Issued on: Modified:
French mayors representing the Ile-de-France region, which includes the city of Paris, have called on President Emmanuel Macron to delay the reopening of schools until after May 11, denouncing the plan as a “forced march” out of the country's coronavirus lockdown.
In an open letter to President Macron published on the La Tribune website over the weekend, the group of greater Paris area mayors, including the French capital's Anne Hidalgo, asked that the reopening of nurseries and schools be delayed until after May 11 arguing the deadline is “untenable and unrealistic”.
The 329 signatories to the letter say that they want more consultation and more time “to allow for the strict application of an equally stringent health protocol” by May 11, when France begins phasing out a nationwide lockdown.
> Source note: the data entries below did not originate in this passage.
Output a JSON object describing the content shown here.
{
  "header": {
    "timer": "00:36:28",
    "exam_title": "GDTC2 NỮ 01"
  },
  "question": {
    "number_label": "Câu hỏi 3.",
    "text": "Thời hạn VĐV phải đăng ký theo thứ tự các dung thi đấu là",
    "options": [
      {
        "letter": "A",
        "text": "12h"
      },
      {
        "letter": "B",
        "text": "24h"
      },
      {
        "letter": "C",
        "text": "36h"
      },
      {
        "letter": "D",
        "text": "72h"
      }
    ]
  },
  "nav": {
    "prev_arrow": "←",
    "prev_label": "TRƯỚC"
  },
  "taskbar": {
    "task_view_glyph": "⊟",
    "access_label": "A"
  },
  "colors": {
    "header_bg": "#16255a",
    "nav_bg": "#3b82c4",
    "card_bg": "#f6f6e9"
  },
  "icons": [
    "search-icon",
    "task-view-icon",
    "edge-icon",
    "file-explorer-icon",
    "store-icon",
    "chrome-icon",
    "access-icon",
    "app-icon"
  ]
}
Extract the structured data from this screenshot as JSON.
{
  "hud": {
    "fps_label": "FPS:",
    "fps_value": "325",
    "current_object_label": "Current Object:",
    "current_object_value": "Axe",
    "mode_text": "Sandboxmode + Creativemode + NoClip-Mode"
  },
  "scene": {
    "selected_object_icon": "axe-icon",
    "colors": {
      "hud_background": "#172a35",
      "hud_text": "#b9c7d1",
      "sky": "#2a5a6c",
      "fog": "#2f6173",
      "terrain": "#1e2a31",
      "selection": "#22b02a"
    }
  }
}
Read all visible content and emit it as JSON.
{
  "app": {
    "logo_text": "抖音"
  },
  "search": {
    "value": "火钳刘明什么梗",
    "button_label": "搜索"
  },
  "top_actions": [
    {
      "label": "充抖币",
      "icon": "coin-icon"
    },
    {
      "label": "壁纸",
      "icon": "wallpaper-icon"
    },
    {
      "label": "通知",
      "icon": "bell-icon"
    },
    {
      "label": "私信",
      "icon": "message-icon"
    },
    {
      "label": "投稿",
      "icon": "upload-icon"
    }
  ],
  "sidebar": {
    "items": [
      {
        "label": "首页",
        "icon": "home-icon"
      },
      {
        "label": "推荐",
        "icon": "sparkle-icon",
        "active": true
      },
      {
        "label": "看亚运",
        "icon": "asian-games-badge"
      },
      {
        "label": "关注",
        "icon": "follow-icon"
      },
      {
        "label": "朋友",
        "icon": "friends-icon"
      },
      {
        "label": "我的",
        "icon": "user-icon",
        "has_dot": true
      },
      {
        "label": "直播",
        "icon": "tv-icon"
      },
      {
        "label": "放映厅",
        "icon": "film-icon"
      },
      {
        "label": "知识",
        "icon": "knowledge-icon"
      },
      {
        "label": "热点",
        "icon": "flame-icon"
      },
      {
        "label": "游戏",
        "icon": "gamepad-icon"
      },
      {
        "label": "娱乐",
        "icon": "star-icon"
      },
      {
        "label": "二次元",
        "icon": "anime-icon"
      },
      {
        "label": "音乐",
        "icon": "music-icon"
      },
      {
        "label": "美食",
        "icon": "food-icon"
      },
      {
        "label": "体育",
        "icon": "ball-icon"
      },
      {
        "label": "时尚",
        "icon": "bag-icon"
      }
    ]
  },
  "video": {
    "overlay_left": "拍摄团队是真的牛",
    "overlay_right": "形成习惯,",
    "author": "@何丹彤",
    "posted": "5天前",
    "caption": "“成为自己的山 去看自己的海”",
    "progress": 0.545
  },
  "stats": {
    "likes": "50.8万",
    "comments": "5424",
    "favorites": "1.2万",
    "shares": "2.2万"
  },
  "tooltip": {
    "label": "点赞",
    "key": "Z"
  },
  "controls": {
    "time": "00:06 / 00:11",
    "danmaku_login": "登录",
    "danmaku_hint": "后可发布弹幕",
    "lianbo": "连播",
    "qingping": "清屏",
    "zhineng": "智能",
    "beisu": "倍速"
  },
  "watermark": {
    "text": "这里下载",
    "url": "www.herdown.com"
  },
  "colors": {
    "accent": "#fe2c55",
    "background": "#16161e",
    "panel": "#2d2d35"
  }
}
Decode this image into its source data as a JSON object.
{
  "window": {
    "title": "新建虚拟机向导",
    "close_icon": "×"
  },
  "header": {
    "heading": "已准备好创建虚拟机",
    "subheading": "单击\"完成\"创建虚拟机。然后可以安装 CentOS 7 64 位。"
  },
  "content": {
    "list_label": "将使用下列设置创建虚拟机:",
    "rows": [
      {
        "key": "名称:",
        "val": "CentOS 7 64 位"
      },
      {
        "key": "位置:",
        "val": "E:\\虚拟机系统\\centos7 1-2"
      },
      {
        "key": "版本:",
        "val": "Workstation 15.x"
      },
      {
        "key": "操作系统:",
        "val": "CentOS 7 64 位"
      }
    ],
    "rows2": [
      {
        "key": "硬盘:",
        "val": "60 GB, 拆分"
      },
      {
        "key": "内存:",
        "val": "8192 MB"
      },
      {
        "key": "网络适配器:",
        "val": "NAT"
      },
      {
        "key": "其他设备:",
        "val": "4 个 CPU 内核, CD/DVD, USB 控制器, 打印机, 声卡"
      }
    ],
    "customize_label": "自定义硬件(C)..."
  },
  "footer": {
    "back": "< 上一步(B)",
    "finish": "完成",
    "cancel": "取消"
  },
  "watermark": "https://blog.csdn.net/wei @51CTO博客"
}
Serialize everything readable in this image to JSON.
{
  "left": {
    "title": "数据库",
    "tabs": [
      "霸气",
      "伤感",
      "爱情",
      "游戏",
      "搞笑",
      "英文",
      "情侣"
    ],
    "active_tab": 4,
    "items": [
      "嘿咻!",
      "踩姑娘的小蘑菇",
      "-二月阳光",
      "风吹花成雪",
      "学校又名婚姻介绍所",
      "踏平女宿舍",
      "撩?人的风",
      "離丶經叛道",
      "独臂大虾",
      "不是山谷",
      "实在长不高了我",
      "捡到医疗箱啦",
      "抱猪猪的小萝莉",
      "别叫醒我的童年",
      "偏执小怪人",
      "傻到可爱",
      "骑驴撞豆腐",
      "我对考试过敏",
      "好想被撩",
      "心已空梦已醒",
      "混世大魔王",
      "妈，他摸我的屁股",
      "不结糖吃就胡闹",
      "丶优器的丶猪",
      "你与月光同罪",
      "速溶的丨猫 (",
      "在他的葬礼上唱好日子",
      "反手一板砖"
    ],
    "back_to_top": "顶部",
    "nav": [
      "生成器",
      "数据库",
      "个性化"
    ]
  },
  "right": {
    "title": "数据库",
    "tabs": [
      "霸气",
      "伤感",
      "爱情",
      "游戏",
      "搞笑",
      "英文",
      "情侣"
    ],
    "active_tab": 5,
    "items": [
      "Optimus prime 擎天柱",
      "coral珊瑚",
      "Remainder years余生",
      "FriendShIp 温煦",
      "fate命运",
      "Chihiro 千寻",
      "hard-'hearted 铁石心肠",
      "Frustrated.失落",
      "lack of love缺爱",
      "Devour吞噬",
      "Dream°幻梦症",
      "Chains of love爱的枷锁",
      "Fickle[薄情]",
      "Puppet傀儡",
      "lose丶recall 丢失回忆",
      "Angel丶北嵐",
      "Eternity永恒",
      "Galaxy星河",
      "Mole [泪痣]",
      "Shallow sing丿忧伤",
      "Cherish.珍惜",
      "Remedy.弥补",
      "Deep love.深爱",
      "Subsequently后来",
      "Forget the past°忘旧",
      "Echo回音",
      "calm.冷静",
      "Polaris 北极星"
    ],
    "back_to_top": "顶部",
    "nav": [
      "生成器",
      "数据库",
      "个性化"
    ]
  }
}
The mayors likened the calendar preparing the lockdown's end to a "forced march" carried through "even as we do not yet have all the information to ready the population, and the directives keep shifting," the mayors said.
Catastrophe for vulnerable schoolchildren
Pushing back against calls for a delay in school re-openings, French Prime Minister Édouard Philippe on Monday said the closure of schools was "a catastrophe” for the countrys most vulnerable children and adolescents.
Addressing the Senate, where he was presenting a bill to extend Frances health emergency to June 24, Philippe insisted that for “tens of thousands of young people,” extending the primary school lockdown until the end of the term “is probably a time bomb".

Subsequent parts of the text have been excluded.